『知性の限界』

『知性の限界 ~不可測性・不確実性・不可知性~』 高橋 昌一郎 講談社現代新書
なんだか難しそうなタイトルだが、『知性の限界』と『理性の限界』の2冊並んでいたので、中をパラパラめくって、まずは『知性の限界』を読んでみることにした。

シンポジウムに参加しているいろんな立場の人が次々と現れてそれぞれの立場の人が自分の論理を展開するという形式で話が進められていくのであるが、物事を認識する仕方が国によって違うというのが、興味深い。
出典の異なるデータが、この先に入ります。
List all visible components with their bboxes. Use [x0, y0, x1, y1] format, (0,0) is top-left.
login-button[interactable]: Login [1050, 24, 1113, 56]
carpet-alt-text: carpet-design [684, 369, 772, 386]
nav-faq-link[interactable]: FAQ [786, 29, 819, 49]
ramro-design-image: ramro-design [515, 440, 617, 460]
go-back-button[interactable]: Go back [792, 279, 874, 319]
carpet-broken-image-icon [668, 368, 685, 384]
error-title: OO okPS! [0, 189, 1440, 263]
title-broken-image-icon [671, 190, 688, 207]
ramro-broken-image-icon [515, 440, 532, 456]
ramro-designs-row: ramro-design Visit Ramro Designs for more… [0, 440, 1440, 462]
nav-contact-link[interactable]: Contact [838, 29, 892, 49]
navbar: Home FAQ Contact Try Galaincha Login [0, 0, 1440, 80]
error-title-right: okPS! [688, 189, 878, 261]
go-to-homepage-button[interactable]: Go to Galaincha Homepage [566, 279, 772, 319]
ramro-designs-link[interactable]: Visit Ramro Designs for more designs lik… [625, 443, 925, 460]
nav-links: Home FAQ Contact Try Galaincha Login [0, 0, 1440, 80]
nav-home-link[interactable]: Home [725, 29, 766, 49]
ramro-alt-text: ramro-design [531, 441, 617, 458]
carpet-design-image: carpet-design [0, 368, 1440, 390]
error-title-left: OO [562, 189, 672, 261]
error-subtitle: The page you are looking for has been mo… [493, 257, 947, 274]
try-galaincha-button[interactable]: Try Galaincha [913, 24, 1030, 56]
会社員 「異なる世界」ですって? それはどういう意味なのでしょうか?
文化相対主義者 文字通り、イギリス人と中国人は、それぞれ「異なる世界」を認識して
いるということです。
 具体的に、たとえば、「虹」を考えてみましょう。虹は何色だと思いますか?
大学生C もちろん、虹は七色でしょう。しかも私、今朝見てきたばかりです!
ちょうど雨が上がったばかりで、駅を出た瞬間、すごく大きな虹が見えていました。側
に立っていた若いお母さんが、幼い子供に「ほら、赤、橙、黄、緑、青、藍、紫の七色が
見えるでしょ」と教えていましたが、本当にくっきりと七色に見えました……。
文化相対主義者 たしかに日本やフランスでは、虹は七色と認識されていますが、アメリカ
やイギリスなどの英語圏では、「red(赤)、orange(橙)、yellow(黄)、green(緑)、
blue(青)、violet(紫)」の六色が普通です。これがドイツでは、「rot(赤)、gelb(黄)、
grun(緑)、blau(青)、violett(紫)」の五色と認識されています。
大学生C えー、ドイツ人は虹を五色と見ているのですか?
文化相対主義者 そうですよ。さらに、アフリカ南部のローデシアのショナ語圏では
「cipswuka(赤、橙)、acitena(黄、黄緑)、acitem(緑、青)」の三色、リベリアのバサ
語圏になると「ziza(赤、橙、黄)、hui(緑、青、紫)」の二色と認識しています。
日本文化論者 そういえば、古文書にも「二色の虹」という記述があったような気がしま
すから、古代日本人も虹を二色と認識していたかもしれませんね。 

 科学者から見れば、太陽光線を何色と認識しようが、単に連続したものを、いくつに分けて名前をつけているか、くらいにしかならない話ではあるが、美術の世界になると、いくつに分けて区別しているかが、日常の色彩感覚に大きく影響しているのだと思う。

 古代は、土器にしても凹凸をつけるだけの模様であったものが、その後に色のついた液で色を付けるようになり、その色の種類が多くなるのに従って、色彩感覚が分化していって。そのうちに虹の色を分ける数が増えていって、
いまでは七つに分けるようになってきたのではないかと考えられる。

日本やフランスで繊細な美術が育っているのも虹を七色に分ける文化からきているのかも知れない。